In the early hours of a Monday morning when the majority of people are getting ready to head to the office, YPT was driving with a small group of tourists along the stunning Meditteranean coastline of Lebanon on the road out of the war-torn capital of Beirut.
The azure blue sea was soon to be contrasted with our final destination, the Hezbollah front line in South Lebanon.
Lebanon’s natural beauty is contrasted with decades of violent civil wars, the country has been torn apart so many times it is difficult to keep track of which was which. As our guide said: ‘’The population of Lebanon is 6 million people. With so many unique groups who hate each other and who never fail to find an excuse to start a civil war and slaughter each other. Can you imagine if our population was the size of China? One billion people? We would be slaughtering each other until the end of days.’’

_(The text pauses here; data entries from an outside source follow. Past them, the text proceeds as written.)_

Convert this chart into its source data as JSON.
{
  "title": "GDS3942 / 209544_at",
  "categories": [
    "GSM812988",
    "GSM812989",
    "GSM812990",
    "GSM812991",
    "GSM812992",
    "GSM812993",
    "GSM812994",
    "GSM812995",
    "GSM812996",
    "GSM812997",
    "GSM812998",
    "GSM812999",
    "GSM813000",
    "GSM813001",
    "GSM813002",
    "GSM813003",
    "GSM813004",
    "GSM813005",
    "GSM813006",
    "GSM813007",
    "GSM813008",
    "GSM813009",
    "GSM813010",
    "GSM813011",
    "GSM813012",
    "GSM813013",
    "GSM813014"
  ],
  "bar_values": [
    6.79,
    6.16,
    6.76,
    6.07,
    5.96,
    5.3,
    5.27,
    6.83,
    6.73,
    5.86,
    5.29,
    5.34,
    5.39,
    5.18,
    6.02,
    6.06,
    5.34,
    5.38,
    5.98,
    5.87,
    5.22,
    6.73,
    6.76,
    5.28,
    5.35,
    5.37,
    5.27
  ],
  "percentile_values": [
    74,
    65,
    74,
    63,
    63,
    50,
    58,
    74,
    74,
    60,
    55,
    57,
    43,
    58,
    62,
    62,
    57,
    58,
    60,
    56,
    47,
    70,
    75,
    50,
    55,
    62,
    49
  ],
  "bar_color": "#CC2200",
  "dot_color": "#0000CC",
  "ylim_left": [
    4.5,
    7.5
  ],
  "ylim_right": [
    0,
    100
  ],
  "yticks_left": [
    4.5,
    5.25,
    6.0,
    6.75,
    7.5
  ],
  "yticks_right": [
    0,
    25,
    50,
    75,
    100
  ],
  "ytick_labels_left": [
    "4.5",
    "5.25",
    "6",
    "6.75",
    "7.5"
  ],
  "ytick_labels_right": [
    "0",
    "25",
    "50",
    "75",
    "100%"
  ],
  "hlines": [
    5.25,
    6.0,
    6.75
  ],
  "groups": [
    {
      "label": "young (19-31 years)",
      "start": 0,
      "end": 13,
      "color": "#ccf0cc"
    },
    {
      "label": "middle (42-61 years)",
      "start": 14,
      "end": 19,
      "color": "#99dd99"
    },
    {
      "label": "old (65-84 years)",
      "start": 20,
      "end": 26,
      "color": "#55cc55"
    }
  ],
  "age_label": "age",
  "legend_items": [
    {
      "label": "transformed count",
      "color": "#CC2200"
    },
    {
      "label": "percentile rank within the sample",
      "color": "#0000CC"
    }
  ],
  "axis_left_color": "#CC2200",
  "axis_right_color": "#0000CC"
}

After passing multiple heavily armed checkpoints and receiving suspicious stares from the soldiers on edge we pulled away from the coast and cut deep into the mountains.
Mleeta Hezbollah’s Disneyland
Liberal Beirut was a world away as the roads began to glow with bright yellow and radioactive green of Hezbollah. Branded as a terrorist group by most Western countries we were about to meet them face to face. Hezbollah has recently opened Mleeta centre which was branded ‘’The Disneyland of Islamic terrorists’’. Mleeta is the recent frontline of Hezbollah fighters during their ferocious and largely successful war against Israel and after millions of dollars of investment, it is now undergone an incredible transformation into a memorial centre to portray their side of the conflict.
Upon entry, we are clearly VIP as one of the few foreign tourists who would enter Hezbollah heartland and we are provided with a complimentary former Hezbollah officer who speaks perfect English and guides us around the area. The main highlight is arguably ‘’the spiders’ web’’ which is a circular pit filled with destroyed and captured Israeli equipment including a Merkava MK.4 which is the main battle tank of the Israeli army or ‘’the pride of the enemy horde’’ as our guide put it. Interestingly, the graveyard of captured equipment was laid out in the shape of I.D.F in Hebrew, only visible by the Israeli spy drone which constantly hovers above the area.
We then headed into the trenches pockmarked with anti-aircraft guns and artillery trucks.
I asked our guide,
‘’Ready for action when our brave volunteers need them again’’
was the reply…
Amongst the desert rocks was a unique fake fibreglass rock Hezbollah utilised heavily and would fill with explosives to kill unsuspecting Israeli troops. We then headed into the tunnels filled with command centres and attack positions, they were exactly how I imagined Taliban cave systems in Afghanistan.
We were then given our dose of propaganda in the form of explosive (literally) footage of Hezbollah attacks, dead IDF troops and their funerals which the museum clearly took a morbid satisfaction from. An interesting display was captured Mossad spy equipment captured from agents present in Beirut and Tripoli. After watching a 15 minute Nasrallah speech we eagerly headed to a much anticipated spot:
Now, Hezbollah having an awesome gift shop isn’t a combination of words I ever expected to say, but it’s true. For a handful of Lebanese pounds, you can buy flags, mugs, t shirts and hats as well as DVD’s of Hezbollah operations and training for your home viewing pleasure.
And of course there is the obligatory fridge magnet, proof you have entered Hazbollah’s Disneyland.
Thoughts on the Hezbollah Disneyland
Yes the place is there for propaganda, but also whilst here you do get a feeling for what the people believe, whether you feel it right, or not. And while many do obviously support the group in Lebanon, there are also plenty who simply do not.
Lebanon is certainly a country of contrasts, and after leaving the Hezbollah base there is a sense of surrealism as we headed back to the coast and stopped to enjoy a spot of lunch overlooking a perfectly preserved Crusader-era fortress on a rock formation in the Mediterranean sea.
Crazily you could literally be anywhere at this point, with it being quite easy to forget we had just been hanging out with a proscribed terrorist group. And this perhaps is the reaol sadness of Lebanon, that it is a country of such good and indeed bad contrasts.